Beyond this Unitary State . . .
Syed Badrul Ahsan
The High Court has just informed us that the Chittagong Hill Tracts Regional Council Act 1998 does not have any legal basis and so must be struck down. And indeed it has been struck down. A key point behind the judiciary's decision is the very nature of the Bangladesh state, a reality that does not allow any distinction or discrimination where political and administrative governance is concerned. The unitary character of the state is the pivot around which the entire argument about the act in question revolves. That being the truth, you now wonder if there are ways, other ways, in which the republic we fashioned out of war close to four decades ago can move on and into the future. Should some serious thought be given to the idea of transformation where the future viability of the Bangladesh state is concerned?
Which reminds us of the clear, precise comment Bangabandhu Sheikh Mujibur Rahman made at his first news conference as Bangladesh's prime minister in January 1972. When a newsman asked him how many provinces he meant to segment Bangladesh into, the Father of the Nation came forth with a blunt, rather indignant response. The very size of the country, he told the assembled journalists, precluded a division of it into provinces. And that was that. But three years later came the move for a fundamental change in the nature of the state. Through the Fourth Amendment to the constitution, the Jatiyo Sangsad transformed Bangladesh into a one-party state to be headed by an all-powerful president. Bangabandhu did not see it that way, of course. He called the change a Second Revolution and went out of his way to convince people that the rise of the Bangladesh Krishak Sramik Awami League (Baksal) was not in any way a foisting of a single party structure on the country but in truth a national platform on which the nation could come together. The move was followed by a segmentation of Bangladesh into sixty districts, with each district to be administered by a governor. The new districts were scheduled to be inaugurated in early September 1975.
The bloody coup d'etat of 15 August 1975 pushed everything down the precipice. Indeed, the state went into reverse, reactionary gear in line with the tradition set by the Pakistan army in 1958 and all the way to 1971. It was not until the rise of Bangladesh's second military dictator, Hussein Muhammad Ershad, in 1982 that a fresh move was made to restructure Bangladesh's political landscape. Ershad went for the creation of an upazilla system that would serve as the base for a decentralization of political authority, well away from the entrenched administrative system in Dhaka. That was surely a positive step. What was not was the military regime's decision to interfere with the independence of the judiciary. Breaking up the High Court into seven divisions, to be located in various regions of the country, was considered, and very properly too, a clear attempt to undermine the system of justice. To the relief of the country, though, the judiciary eventually overturned that action brought about by dictatorial fiat.

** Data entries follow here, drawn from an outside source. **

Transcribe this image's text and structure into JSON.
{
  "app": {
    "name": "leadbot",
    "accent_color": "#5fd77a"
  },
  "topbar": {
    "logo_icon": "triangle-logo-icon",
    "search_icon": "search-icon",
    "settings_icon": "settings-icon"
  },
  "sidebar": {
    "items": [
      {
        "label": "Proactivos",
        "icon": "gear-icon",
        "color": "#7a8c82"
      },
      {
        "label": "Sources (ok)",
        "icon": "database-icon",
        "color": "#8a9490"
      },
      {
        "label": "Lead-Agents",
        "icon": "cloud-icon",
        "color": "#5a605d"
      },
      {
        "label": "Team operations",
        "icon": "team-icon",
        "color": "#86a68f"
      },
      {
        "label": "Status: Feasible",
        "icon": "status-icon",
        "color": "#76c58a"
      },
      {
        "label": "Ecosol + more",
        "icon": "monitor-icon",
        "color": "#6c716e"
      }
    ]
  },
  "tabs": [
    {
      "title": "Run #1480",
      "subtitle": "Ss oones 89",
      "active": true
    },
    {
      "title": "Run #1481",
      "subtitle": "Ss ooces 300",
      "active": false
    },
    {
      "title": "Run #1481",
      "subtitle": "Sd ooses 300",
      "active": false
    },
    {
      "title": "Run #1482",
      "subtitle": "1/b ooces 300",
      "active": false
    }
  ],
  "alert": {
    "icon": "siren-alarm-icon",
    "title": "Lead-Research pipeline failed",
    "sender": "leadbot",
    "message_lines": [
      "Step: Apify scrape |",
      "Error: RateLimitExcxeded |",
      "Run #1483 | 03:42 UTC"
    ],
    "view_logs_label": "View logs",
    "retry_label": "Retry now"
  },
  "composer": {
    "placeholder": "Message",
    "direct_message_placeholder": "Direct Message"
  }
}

Now, where the CHT is concerned, matters are a little more complicated. You do not need to be told that the many indigenous cultures that inhabit Bangladesh have entities distinct from one another as also from the larger Bengali population. And that is reason why these cultures should have officially been acknowledged in the nation's constitution, when it was drafted and adopted in 1972, in their own right. A Chakma, a Mro, a Santal, a Marma, a Garo, et al, has an existence that ought not to have been subsumed within Bengali culture. But they were, with the inevitable ramifications coming in. The rest is of course part of history.
The High Court judgment makes a salient point: in a unitary state it is unwise to go for measures that give off a whiff of pseudo-federalism. The point is well taken. More importantly, the judgment ought to be a springboard to fresh new thinking on the ways in which the republic can fulfill its obligations to citizens. Obviously, it will be naïve to toy with thoughts of provincial structures of government within a larger federal structure. There are reasons why Bangladesh cannot be reinvented in that manner. In the first place, the very homogeneity (or a very large degree of it) of the population does not support a reconstitution of the state into a federal structure. In the second, federalism would only increase the size of government, at many levels, and with that increase the reach of the bureaucracy. But a thought that could be explored is a division of the country into some, say four or five, administrative regions with upazillas, in single as well as collective fashion, being responsible for part or all of an administrative region. Education, the lower courts, police and other bodies could come under these administrative regions, with each region comprising a few upazillas.
And where does that place members of Parliament? They will be free to focus on their role as lawmakers, but where ensuring the welfare of their constituents is the issue, they can coordinate their work with the upazilla administrations. They will not contest the elected authority of the upazilla parishads and they will not be imposed on the upazillas in any advisory capacity. The upshot? Have Bangladesh follow the principles of local government, in totality. Without local government, all you have is messily organized chaos.
One last point, for now: the upazillas as well as the administrative regions will be empowered to exercise financial authority within the areas under their jurisdiction, the financial resources guaranteed to them through clearly defined constitutional procedures.
Thoughts, just thoughts. And they keep coming.